Lacy Duarte:  Young artists must be supported in all areas. But don’t just place value on just being young. I believe that there is a learning process. In reality, young people today break new ground better than we do. Today, if you’re not seen you don’t exist. The older ones have to get with the times, show their work. We can’t isolate ourselves. I can’t complain though, because each time I’ve shown my things I’ve received sufficient recognition such that, as you see, I’ve now been selected for the Venice Biennial. And I managed to go due to a great collective effort because without that we wouldn’t have arrived.

However, I believe that in this country nobody cares about culture. I am absolutely honest about that. There are people going hungry and that should be considered first, and I have fought all my life for that. But in general, no country can prosper if it ignores culture. You don’t effect change by ignoring culture, education, and the arts.

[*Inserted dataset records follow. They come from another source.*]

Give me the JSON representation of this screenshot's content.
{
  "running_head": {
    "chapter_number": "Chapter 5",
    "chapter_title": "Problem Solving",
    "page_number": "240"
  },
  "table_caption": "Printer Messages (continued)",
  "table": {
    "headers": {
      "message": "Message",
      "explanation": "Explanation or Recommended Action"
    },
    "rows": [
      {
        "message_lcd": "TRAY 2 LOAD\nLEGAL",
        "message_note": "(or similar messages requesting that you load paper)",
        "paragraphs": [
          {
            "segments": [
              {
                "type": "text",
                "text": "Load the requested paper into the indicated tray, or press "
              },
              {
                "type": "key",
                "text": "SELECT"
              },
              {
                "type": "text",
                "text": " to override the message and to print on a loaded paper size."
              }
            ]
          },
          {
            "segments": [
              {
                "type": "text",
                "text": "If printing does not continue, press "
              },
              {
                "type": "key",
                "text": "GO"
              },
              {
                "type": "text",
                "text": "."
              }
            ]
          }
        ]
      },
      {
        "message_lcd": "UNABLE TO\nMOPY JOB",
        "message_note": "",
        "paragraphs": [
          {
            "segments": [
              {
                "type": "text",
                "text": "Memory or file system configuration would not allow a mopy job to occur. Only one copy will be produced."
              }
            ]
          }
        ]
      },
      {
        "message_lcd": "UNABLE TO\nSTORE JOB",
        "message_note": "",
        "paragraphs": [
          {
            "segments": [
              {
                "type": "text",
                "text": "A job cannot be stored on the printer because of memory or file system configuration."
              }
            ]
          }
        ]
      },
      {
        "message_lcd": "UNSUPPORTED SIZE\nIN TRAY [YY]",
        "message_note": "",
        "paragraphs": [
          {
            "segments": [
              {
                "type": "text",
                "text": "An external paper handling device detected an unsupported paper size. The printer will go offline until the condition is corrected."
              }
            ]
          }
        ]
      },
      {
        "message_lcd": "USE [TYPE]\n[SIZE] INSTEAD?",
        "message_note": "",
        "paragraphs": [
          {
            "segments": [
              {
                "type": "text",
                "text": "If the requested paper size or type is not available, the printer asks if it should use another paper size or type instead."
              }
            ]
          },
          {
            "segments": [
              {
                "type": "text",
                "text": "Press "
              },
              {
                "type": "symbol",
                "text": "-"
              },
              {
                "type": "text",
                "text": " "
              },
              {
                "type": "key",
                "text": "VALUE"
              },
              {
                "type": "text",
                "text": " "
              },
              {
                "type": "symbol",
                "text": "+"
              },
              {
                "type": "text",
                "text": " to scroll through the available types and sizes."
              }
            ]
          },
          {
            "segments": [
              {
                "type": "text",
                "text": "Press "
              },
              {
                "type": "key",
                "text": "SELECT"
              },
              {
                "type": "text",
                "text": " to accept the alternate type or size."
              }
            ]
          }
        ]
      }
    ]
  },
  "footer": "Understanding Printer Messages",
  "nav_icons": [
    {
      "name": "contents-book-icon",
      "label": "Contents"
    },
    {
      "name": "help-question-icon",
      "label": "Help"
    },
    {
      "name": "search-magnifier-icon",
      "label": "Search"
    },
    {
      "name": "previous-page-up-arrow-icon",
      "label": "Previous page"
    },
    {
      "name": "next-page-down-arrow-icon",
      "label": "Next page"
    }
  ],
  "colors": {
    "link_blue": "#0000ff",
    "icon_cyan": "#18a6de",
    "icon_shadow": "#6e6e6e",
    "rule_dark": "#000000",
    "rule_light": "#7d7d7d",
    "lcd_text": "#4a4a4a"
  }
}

In other countries, the market opens the way for the artist, the galleries. One gallery I believe spent a minimum of a million dollars to bring a certain Brazilian artist to the Biennial. But that’s another story, even with the inequalities existing in that country.

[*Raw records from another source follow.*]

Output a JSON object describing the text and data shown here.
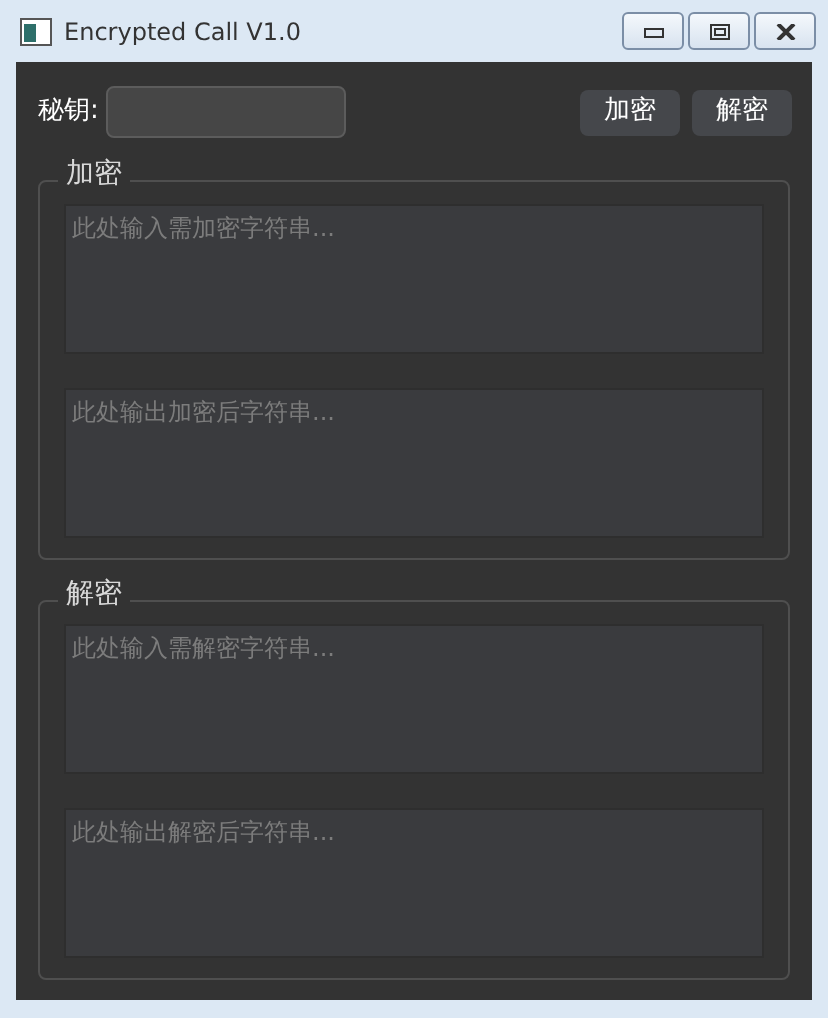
{
  "window": {
    "title": "Encrypted Call V1.0"
  },
  "key": {
    "label": "秘钥:"
  },
  "buttons": [
    "加密",
    "解密"
  ],
  "groups": [
    {
      "title": "加密",
      "fields": [
        {
          "placeholder": "此处输入需加密字符串..."
        },
        {
          "placeholder": "此处输出加密后字符串..."
        }
      ]
    },
    {
      "title": "解密",
      "fields": [
        {
          "placeholder": "此处输入需解密字符串..."
        },
        {
          "placeholder": "此处输出解密后字符串..."
        }
      ]
    }
  ]
}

Uruguay is the Switzerland of South America in terms of culture. Great intellectuals and great painters come out of there, in spite of having no support. But some of our painters, like Barcela, had to leave the country yet in Spain he was the golden boy of intellectualism. Barcela didn’t have support in Uruguay because there is nobody who is interested in sponsoring a Barcela, an Esposito, a De Simone, a great artist of ours. Everything about the art market is very perverse. This country is a very strange case even though it continues to produce important people. In literature there are extremely valuable people who struggle to make it day by day. I also don’t believe that money ensures that one will become an artist. I continue to paint because I live off a pension and am an absolute penny pincher. I don’t live from painting. I make an occasional sale to an American and with the profits I built myself a studio. In fact, I set him a price and he told me that he would pay more because my price just wasn’t credible. But the sales are occasional. Living from one’s work is difficult. They invited me to Germany to the Kleinpastik FellBach Triennial (2002) - a meeting of critics and invited artists. The catalogue is impressive and I am with the century’s most important people. But here you could exhibit to God Himself and nobody would care. I won the Figari Prize (Uruguay 2002) and do you suppose anyone came to buy a picture? No.

I don’t have a gallery in Montevideo. No gallery is interested in my work because it’s difficult; because it doesn’t create a following. I sell from home. In Venice, several Germans gave me their cards because they were interested in my work after the Biennial, but there’s no interest here.

1. Rural area in the Salto Province, located in northern Uruguay.
2. Military government 1973 – 1984.
3. Handmade blankets or bedspreads, made out of old clothes.